Pohick Bay is a George Cobb design from 1982, out on the Mason Neck peninsula in Lorton, VA. It’s tight, tree-lined target golf on ground that moves like a roller coaster. Even though Cobb is credited with the design of the Par 3 course at Augusta National, this isn’t some lost architectural gem. The design is quirky, often flat-out incoherent. Elevation changes, blind shots, side lies, forced carries. The land rarely sits still, and that’s where most of its difficulty and character live.
It’s not a beginner’s course, and I’d talk any inexperienced golfer out of teeing off here. Pohick rewards the player who knows where their ball is going. You don’t have to shape it both ways or do anything clever, but you cannot be erratic with ball flight. Big misses will get eaten by trees, and if you can’t get the ball up in the air, the forced carries will wreck your card and day. Plan on using every club in the bag, and bring a short game that can handle missed approach shots.

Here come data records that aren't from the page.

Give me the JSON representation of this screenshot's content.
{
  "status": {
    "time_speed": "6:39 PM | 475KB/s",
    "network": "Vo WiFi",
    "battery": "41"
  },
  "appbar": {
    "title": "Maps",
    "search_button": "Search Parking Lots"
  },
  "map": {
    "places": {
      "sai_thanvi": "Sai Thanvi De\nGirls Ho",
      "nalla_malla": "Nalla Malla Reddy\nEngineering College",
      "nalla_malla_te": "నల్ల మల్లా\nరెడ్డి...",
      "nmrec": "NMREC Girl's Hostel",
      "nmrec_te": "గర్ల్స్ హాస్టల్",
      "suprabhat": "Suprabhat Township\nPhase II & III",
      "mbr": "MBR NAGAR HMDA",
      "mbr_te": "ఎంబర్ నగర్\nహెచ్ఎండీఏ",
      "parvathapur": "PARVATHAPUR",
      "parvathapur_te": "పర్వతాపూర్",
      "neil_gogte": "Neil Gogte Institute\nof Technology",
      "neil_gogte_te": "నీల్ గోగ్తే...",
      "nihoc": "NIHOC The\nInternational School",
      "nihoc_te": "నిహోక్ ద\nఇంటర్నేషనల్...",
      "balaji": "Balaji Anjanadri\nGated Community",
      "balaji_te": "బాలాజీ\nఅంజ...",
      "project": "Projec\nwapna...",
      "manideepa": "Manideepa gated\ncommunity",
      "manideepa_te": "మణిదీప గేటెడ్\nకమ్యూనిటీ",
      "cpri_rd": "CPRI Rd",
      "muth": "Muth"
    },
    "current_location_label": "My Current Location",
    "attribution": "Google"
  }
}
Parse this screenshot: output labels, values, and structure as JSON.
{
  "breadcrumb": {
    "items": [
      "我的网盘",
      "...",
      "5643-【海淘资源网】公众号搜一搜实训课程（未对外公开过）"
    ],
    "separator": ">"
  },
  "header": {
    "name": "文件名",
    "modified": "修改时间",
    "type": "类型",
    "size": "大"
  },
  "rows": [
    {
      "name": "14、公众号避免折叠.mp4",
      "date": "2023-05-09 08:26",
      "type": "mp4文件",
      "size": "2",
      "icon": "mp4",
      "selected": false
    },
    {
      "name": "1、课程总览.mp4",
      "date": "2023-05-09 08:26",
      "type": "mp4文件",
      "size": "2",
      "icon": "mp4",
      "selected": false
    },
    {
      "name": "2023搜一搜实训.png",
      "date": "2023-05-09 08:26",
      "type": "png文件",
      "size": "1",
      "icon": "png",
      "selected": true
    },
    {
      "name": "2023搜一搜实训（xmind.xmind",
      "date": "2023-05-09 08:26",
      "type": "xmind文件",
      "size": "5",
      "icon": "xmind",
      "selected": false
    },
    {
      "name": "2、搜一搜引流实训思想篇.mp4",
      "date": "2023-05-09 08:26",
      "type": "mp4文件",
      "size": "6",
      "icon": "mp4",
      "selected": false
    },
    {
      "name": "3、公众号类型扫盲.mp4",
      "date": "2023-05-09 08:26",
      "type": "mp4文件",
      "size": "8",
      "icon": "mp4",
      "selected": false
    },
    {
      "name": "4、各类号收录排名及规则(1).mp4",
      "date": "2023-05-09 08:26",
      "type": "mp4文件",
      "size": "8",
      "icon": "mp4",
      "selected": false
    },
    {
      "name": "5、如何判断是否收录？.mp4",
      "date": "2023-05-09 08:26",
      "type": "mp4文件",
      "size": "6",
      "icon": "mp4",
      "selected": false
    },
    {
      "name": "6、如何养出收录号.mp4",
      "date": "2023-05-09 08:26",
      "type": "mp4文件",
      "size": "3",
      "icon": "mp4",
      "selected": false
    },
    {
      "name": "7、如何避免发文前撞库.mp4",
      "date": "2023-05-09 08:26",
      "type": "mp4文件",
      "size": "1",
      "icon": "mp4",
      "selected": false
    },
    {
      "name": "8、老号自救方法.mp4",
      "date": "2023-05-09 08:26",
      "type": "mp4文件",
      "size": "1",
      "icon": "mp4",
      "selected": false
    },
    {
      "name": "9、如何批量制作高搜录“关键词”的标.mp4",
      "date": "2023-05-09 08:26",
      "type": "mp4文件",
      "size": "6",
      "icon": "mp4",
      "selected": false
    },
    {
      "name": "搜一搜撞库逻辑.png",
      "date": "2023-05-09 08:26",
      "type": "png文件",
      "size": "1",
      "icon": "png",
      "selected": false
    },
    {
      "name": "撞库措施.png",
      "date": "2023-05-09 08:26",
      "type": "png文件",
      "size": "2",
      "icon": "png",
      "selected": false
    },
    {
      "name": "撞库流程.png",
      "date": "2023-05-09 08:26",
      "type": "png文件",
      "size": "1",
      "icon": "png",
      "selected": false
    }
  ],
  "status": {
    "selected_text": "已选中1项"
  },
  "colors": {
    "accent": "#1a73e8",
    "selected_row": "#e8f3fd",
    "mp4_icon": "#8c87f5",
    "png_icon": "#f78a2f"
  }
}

Conditions the day I played
It was close to 90°F when I played it, and the greens were the letdown. They were slow and shaggy, not rolling close to their potential, which is a shame because there are a lot of interesting complexes on the property. When I regularly played here throughout 2020, they were slick and a serious test. (The greens are bent and poa, cool-season grass that struggles in a humid Virginia summer, which is most likely what I caught.) Treat the current surface as a snapshot, not a verdict.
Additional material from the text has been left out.